WASHINGTON – Congressional investigators will subpoena senior officials of the Arthur Andersen auditing firm, including the chief executive and a fired auditor, in an effort to force their testimony Thursday in the Enron controversy.
Ken Johnson, spokesman for the House Energy and Commerce Committee, said the panel's chairman, Rep. Billy Tauzin, R-La., would sign the four subpoenas Tuesday night.
Subpoenas are going to Andersen CEO Joseph Berardino, fired auditor David Duncan, attorney Nancy Temple and risk manager Michael Odom.
Duncan was dismissed by Andersen last week for his role in the extensive destruction of Enron-related documents after federal regulators began investigating possible irregularities in the failed energy company's accounting.
Through his lawyers, he has asked for a delay in his testimony to review documents and prepare for the congressional hearing. Duncan already has talked to committee investigators.
Robert Giuffra, one of his attorneys, said Tuesday evening that no decision had been made on whether Duncan would testify. "We have not received a subpoena," he said.
Temple and Odom, while expressing willingness to testify, have raised concerns about protecting confidential information relating to the investigation, Johnson said.
He noted that the firm's chairman had been interviewed over the weekend on television.
"Mr. Berardino found the time to brief the American public on Meet the Press on Sunday," Johnson said. "He should be able to find the time to appear at a congressional hearing."
Patrick Dorton, an Andersen spokesman, said, "We have not received a subpoena. We have told the committee that we would testify but the only question is when."
News of the planned subpoenas came as FBI agents and federal prosecutors entered Enron's Houston headquarters to investigate allegations that massive document destruction took place at the company starting after Thanksgiving and continuing until as recently as last week.
The Securities and Exchange Commission started looking into Enron's accounting in mid-October, after the company reported a third-quarter loss of more than $600 million. The SEC's inquiry eventually included demands for financial documents from Enron and Andersen.
Enron entered the largest bankruptcy in U.S. history on Dec. 2.

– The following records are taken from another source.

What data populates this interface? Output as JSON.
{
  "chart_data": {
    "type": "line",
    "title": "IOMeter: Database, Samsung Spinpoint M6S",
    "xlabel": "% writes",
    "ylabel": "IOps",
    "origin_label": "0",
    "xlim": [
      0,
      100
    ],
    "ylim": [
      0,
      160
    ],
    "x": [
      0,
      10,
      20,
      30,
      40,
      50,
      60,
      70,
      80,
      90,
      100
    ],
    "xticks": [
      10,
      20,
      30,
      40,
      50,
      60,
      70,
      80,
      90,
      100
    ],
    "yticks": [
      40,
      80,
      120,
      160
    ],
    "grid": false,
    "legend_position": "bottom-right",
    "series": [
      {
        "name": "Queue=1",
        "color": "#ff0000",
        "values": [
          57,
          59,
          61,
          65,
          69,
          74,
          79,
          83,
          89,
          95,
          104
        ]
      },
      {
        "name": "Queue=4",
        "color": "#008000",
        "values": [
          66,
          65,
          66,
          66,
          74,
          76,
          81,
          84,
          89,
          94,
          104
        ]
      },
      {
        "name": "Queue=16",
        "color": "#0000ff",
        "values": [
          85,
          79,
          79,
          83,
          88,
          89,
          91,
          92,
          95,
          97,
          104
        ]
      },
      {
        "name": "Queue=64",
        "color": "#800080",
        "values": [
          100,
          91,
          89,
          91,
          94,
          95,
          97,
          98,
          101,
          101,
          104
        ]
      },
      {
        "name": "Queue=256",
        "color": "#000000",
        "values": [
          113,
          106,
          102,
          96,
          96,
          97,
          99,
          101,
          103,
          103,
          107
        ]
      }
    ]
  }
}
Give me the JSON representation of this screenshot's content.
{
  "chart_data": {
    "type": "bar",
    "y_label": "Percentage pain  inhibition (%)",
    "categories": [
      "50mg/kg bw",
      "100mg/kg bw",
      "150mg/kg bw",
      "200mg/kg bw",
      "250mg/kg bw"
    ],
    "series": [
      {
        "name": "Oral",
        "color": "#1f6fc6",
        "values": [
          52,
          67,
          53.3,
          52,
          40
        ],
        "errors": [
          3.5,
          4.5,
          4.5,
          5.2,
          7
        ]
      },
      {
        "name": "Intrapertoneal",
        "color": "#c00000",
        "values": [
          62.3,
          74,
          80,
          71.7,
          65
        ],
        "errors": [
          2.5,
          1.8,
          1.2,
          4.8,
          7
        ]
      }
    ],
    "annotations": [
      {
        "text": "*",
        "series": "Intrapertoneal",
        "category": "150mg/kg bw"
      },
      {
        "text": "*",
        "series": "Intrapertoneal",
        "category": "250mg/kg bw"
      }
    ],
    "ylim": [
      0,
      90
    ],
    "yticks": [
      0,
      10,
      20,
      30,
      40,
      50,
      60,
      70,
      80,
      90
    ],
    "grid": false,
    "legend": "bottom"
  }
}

The Energy and Commerce panel is one of two committees holding Enron hearings on Thursday. The Senate Governmental Affairs Committee is calling officials from the SEC, the Federal Energy Regulatory Commission and the Commodity Futures Trading Commission to determine whether regulators missed signs of trouble at Enron.
In another development Tuesday, Sen. Phil Gramm, one of Congress' biggest recipients of Enron campaign donations, has decided to remove himself from part of the wide-ranging congressional investigations.
Gramm will be absent from hearings focusing on what went wrong at Enron but will take part in more general inquiries into accounting standards, investor protection issues and other matters, spokesman Larry Neal said.
In a sprawling inquiry with both financial and political overtones, 11 House and Senate committees are investigating the Enron debacle, while the Justice Department and the SEC pursue their own less visible probes.
President Bush urged Congress on Tuesday not to be distracted by the Enron investigation.
"I'm confident that all the facts will come out on Enron. And I'm also confident that if Congress has the right attitude, we can get a lot done," Bush said in a pitch for his economic revival plan.
He said his mother-in-law, Jenna Welch, had lost about $8,000 on an investment in Enron stock.
"A lot of the stockholders didn't know all of the facts. And that's wrong," said Bush.
The president has received large political contributions over the years from Enron Chairman Kenneth Lay, who is expected to testify before two congressional committees on Feb. 4.
Bush said Tuesday that officials in his administration had done "the exact right thing" in response to Enron's pleas for help as the company was collapsing last year. Treasury Secretary Paul O'Neill and Commerce Secretary Donald Evans have said they received calls from Lay but took no action.